Upon coming into effect of this Scheme, the resolutions of the Transferor Company, which are valid and subsisting on the Effective Date shall continue to be valid and subsisting and be considered as resolutions of the Transferee Company and if any such resolutions have upper monetary or other limits being imposed under the provisions of the Act, or any other applicable provisions, then the said limits shall be added and shall constitute the aggregate of the said limits in the Transferee Company.

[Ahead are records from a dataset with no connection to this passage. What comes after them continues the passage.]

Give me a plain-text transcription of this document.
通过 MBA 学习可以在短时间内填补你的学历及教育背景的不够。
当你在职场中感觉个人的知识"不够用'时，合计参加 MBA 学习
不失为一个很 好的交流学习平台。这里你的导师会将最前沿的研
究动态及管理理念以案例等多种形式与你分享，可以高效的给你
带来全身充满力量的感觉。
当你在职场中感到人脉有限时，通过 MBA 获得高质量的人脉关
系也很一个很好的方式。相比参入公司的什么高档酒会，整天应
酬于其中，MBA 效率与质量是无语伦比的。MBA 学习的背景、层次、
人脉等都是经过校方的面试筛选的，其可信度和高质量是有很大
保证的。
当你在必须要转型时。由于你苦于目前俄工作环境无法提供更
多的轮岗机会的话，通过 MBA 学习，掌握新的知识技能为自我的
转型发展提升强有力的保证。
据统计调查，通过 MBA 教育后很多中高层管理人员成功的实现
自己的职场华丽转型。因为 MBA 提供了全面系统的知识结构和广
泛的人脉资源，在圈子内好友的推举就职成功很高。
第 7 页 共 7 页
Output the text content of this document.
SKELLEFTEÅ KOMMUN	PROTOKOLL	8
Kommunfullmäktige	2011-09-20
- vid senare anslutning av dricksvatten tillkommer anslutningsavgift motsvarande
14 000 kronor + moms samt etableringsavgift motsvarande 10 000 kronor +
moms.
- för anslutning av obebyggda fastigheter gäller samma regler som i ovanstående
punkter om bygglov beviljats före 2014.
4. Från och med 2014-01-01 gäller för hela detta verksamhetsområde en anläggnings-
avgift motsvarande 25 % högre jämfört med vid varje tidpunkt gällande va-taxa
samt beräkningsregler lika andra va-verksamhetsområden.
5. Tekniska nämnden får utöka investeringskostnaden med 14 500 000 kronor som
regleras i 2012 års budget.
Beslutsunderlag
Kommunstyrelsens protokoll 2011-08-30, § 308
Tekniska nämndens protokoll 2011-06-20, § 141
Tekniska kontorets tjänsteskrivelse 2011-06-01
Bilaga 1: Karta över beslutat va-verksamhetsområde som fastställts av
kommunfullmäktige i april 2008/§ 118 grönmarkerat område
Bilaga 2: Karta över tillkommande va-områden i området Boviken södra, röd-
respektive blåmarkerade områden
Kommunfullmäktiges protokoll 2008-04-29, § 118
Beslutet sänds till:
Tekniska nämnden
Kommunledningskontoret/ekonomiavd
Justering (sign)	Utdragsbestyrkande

24. COST, CHARGES AND EXPENSE

All costs, charges, taxes including duties, levies and all other expenses, if any (save as expressly otherwise agreed) arising out of or incurred in carrying out and implementing this Scheme and matters incidental thereto shall be borne by the Transferee Company. The Transferor Company and the Transferee Company have identified this Scheme as the principal document which would be stamped in accordance with the provisions of Article 25(da) of the Maharashtra Stamp Act, 1958 and accordingly any other agreement, document, deed, powers of attorney etc. to be executed inter-se by the Transferor Company and the Transferee Company being supplemental and ancillary documents would be stamped on Rs.100/- (Rupees One Hundred only) in accordance with the provisions of Section 4 of the Maharashtra Stamp Act, 1958.

25. NO CAUSE OF ACTION

No third party claiming to have acted or changed his position in anticipation of the Scheme taking effect, shall get any cause of action against the Companies involved in the Scheme or their directors or officers, if this Scheme does not take effect or is withdrawn, cancelled, revoked, amended or modified for any reason whatsoever.

26. RESIDUARY CLAUSE

The said Scheme shall comply with all the Applicable Laws and no statutory liabilities shall be absolved on sanction of this Scheme.